Notas do Pinheiro

Jornalismo Analítico

terça-feira, setembro 20, 2005

Urnas e castigo

WLADMIR ÁLVARO PINHEIRO JARDIM
BELO HORIZONTE


Autoridade no Brasil é assim mesmo. Fala sem pensar. Mas é nessas horas, talvez, que elas mais falam a verdade. Para mim, a frase deste Setembro findouro já está determinada: é aquela do ministro de Estado das Relações Exteriores Celso Amorim, proferida, na Segunda-feira, 12, na Guatemala. O que não é de se espantar. Cada vez é mais difícil ouvir o presidente da República Luiz Inácio da Silva (PT-SP) ou o chanceler Amorim em terra brasileira. Enfim, foi na Guatemala e aqui vai sua reprodução na íntegra: “A demanda de Lula é maior do que a oferta de Lula”.

Está tudo muito bem, está tudo muito bom, mas... o excelentíssimo chanceler Celso Amorim não poderia ter nos contado isso antes das eleições?

Pano rápido!...

Algo me diz que esta, também, é uma pergunta pertinente e atual: qual seria a melhor maneira de punir — somando castigo, exemplo e compensação para a sociedade — os culpados de crimes financeiros?
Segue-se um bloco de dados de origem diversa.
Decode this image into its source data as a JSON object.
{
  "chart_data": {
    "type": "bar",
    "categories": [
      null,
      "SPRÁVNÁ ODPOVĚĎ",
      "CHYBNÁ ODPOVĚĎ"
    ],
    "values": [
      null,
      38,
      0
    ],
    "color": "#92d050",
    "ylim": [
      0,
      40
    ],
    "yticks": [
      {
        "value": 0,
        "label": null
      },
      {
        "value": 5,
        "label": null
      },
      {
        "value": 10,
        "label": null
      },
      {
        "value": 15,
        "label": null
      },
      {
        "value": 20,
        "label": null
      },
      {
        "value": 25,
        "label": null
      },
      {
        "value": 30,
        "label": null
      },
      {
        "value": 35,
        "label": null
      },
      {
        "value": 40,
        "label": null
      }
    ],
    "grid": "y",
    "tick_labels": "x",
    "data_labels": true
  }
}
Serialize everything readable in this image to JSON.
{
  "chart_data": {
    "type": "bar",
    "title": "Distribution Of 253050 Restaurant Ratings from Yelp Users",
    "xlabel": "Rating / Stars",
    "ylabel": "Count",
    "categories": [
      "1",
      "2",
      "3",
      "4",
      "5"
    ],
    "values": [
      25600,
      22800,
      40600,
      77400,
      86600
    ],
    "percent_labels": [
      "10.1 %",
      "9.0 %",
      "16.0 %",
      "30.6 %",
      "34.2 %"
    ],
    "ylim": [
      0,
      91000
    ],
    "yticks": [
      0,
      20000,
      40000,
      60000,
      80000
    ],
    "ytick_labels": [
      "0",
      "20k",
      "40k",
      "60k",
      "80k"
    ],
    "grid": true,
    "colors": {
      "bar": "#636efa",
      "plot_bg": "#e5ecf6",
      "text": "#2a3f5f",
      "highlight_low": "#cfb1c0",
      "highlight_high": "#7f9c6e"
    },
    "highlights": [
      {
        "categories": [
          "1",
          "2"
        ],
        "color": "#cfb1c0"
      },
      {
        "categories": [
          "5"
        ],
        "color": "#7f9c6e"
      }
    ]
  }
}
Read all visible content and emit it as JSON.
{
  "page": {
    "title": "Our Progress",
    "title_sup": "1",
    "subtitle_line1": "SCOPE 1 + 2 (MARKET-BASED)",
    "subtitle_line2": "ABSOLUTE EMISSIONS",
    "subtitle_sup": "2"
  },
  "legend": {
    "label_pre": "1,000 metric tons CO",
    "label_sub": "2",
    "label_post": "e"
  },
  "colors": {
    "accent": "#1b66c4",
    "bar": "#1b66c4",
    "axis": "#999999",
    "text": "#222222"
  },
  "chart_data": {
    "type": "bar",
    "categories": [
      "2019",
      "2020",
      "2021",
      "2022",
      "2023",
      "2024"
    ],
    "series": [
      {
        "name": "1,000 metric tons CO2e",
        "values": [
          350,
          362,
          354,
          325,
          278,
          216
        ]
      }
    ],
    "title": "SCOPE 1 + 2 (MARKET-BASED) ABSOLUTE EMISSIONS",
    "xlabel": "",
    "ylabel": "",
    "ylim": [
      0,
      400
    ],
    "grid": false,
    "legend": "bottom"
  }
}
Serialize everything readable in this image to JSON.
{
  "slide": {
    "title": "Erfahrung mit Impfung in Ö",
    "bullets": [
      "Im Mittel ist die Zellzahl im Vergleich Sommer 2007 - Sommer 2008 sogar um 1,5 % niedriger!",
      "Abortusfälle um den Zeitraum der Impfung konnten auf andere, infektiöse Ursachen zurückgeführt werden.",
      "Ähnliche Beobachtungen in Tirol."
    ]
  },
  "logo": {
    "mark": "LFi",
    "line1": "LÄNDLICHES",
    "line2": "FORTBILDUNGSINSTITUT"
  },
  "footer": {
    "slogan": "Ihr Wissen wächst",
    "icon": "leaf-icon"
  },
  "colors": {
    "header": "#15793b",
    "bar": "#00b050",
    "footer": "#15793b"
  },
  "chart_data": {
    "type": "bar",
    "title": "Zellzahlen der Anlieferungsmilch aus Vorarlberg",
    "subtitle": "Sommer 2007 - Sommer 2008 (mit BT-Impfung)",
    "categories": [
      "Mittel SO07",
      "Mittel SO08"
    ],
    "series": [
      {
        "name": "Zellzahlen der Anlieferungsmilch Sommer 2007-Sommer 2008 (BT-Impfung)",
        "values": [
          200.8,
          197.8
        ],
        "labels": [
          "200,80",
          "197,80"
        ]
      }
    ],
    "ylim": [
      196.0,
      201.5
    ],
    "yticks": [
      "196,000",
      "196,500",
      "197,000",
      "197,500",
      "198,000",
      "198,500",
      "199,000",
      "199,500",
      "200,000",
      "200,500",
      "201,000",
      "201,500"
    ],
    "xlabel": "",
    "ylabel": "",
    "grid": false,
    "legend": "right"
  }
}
Nos Estados Unidos da América (EUA), esse tipo de delito é freqüente. Diferentemente de outros países, as punições não são raras, e às vezes se revelam exemplares. Um caso clássico, de 20 anos atrás, foi o caso de um nova-iorquino manipulador do mercado financeiro chamado Ivan Boesky. Ele ganhou centenas de milhões de dólares com fraudes variadas. Descoberto e preso ajudou as autoridades a fisgar um outro espertalhão chamado Michael Milken, especialista em mutretas com ações de empresas sem valor.

Nenhum dos dois passou muito tempo na cadeia: Ivan, 18 meses; Milken, três anos. Mas não ficaram em penitenciárias comuns, com traficantes e assassinos profissionais. Os EUA têm prisões para criminosos de gravata, onde não correm riscos de vida. Mas — o que é fundamental — perdem todos os benefícios de seus delitos. Ivan pagou 200 milhões de dólares de multa ao Tesouro Norte-americano; de Milken não sei a cifra, mas é certo que perdeu rigorosamente tudo o que tinha.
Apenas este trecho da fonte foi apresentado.